Pakar: Polemik Salafi dan Nasab Ba'alawi tidak Produktif Bagi NU dan Muhammadiyah

Isu salafi dinilai mengalihkan energi Muhammadiyah dan NU.

Republika/Thoudy Badai
Umat muslim melaksanakan shlat Jumat di Masjid Istiqlal, Jakarta.
Rep: Fuji E Permana Red: Ani Nursalikah

REPUBLIKA.CO.ID, JAKARTA -- Pakar Sosiologi Agama dari Universitas Islam Negeri (UIN) Sunan Kalijaga Yogyakarta Abd Aziz Faiz menilai polemik salafi dan nasab Ba'alawi di Muhammadiyah dan Nahdlatul Ulama (NU) hanya mengalihkan energi Muhammadiyah dan NU.

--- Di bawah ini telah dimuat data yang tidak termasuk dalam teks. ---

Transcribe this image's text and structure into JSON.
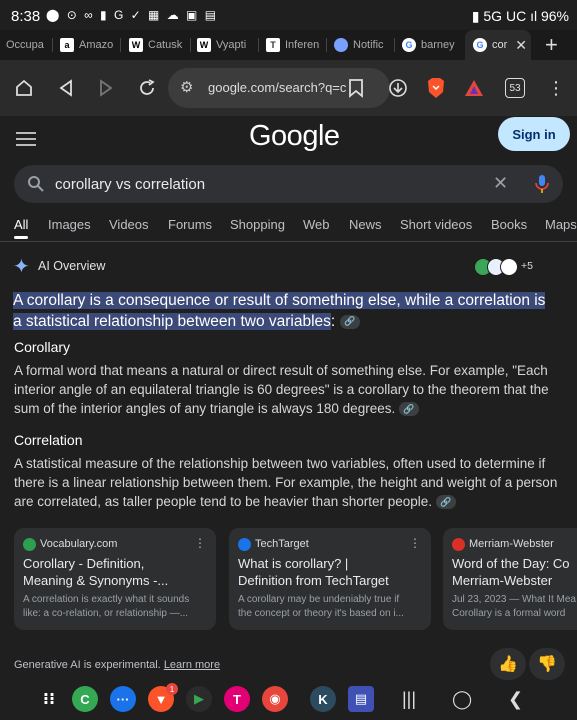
{
  "status": {
    "time": "8:38",
    "left_icons": "⬤ ⊙ ∞ ▮ G ✓ ▦ ☁ ▣ ▤",
    "network": "5G UC",
    "battery": "96%"
  },
  "tabs": [
    {
      "label": "Occupa",
      "icon": "blank",
      "color": "#444"
    },
    {
      "label": "Amazo",
      "icon": "a",
      "color": "#fff"
    },
    {
      "label": "Catusk",
      "icon": "W",
      "color": "#fff"
    },
    {
      "label": "Vyapti",
      "icon": "W",
      "color": "#fff"
    },
    {
      "label": "Inferen",
      "icon": "T",
      "color": "#fff"
    },
    {
      "label": "Notific",
      "icon": "circle",
      "color": "#7aa0ff"
    },
    {
      "label": "barney",
      "icon": "G",
      "color": "#fff"
    },
    {
      "label": "cor",
      "icon": "G",
      "color": "#fff"
    }
  ],
  "toolbar": {
    "url": "google.com/search?q=c",
    "tab_count": "53"
  },
  "google": {
    "logo": "Google",
    "sign_in": "Sign in",
    "query": "corollary vs correlation"
  },
  "search_tabs": [
    "All",
    "Images",
    "Videos",
    "Forums",
    "Shopping",
    "Web",
    "News",
    "Short videos",
    "Books",
    "Maps"
  ],
  "ai": {
    "title": "AI Overview",
    "more_sources": "+5",
    "summary": "A corollary is a consequence or result of something else, while a correlation is a statistical relationship between two variables",
    "summary_end": ":",
    "corollary_heading": "Corollary",
    "corollary_text": "A formal word that means a natural or direct result of something else. For example, \"Each interior angle of an equilateral triangle is 60 degrees\" is a corollary to the theorem that the sum of the interior angles of any triangle is always 180 degrees.",
    "correlation_heading": "Correlation",
    "correlation_text": "A statistical measure of the relationship between two variables, often used to determine if there is a linear relationship between them. For example, the height and weight of a person are correlated, as taller people tend to be heavier than shorter people.",
    "footer_text": "Generative AI is experimental.",
    "learn_more": "Learn more"
  },
  "cards": [
    {
      "site": "Vocabulary.com",
      "title1": "Corollary - Definition,",
      "title2": "Meaning & Synonyms -...",
      "desc1": "A correlation is exactly what it sounds",
      "desc2": "like: a co-relation, or relationship —...",
      "fav_color": "#2e9e4f"
    },
    {
      "site": "TechTarget",
      "title1": "What is corollary? |",
      "title2": "Definition from TechTarget",
      "desc1": "A corollary may be undeniably true if",
      "desc2": "the concept or theory it's based on i...",
      "fav_color": "#1a73e8"
    },
    {
      "site": "Merriam-Webster",
      "title1": "Word of the Day: Co",
      "title2": "Merriam-Webster",
      "desc1": "Jul 23, 2023 — What It Mea",
      "desc2": "Corollary is a formal word",
      "fav_color": "#d93025"
    }
  ],
  "dock_badge": "1"
}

Padahal ada isu yang lebih penting yang harus menjadi perhatian, yakni kemiskinan, isu 10 juta anak muda pengangguran, pendidikan, dan pemberdayaan umat yang lambat.

Aziz mengatakan secara umum polemik salafi dan Muhammadiyah sudah berlangsung lama. Keduanya dalam banyak hal memiliki persamaan terutama soal kembali ke Alquran dan hadits.

"Namun, Muhammadiyah memiliki istilah ijtihad dan tajdid yang membuat Muhammadiyah sangat berbeda dengan salafi," kata Aziz kepada Republika, Jumat (31/5/2024)

Aziz mengatakan, masalahnya belakangan salafi masuk pelan-pelan melalui masjid-masjid Muhammadiyah dan menguasainya. Dalam konteks-konteks tertentu, salafi mengubah tradisi Muhammadiyah di masjid-masjid milik Muhammadiyah, dari situ polemik salafi dan Muhammadiyah semakin meruncing.

Baca Juga

Polemik Ba'alawi di NU belakangan semakin... Baca di halaman selanjutnya...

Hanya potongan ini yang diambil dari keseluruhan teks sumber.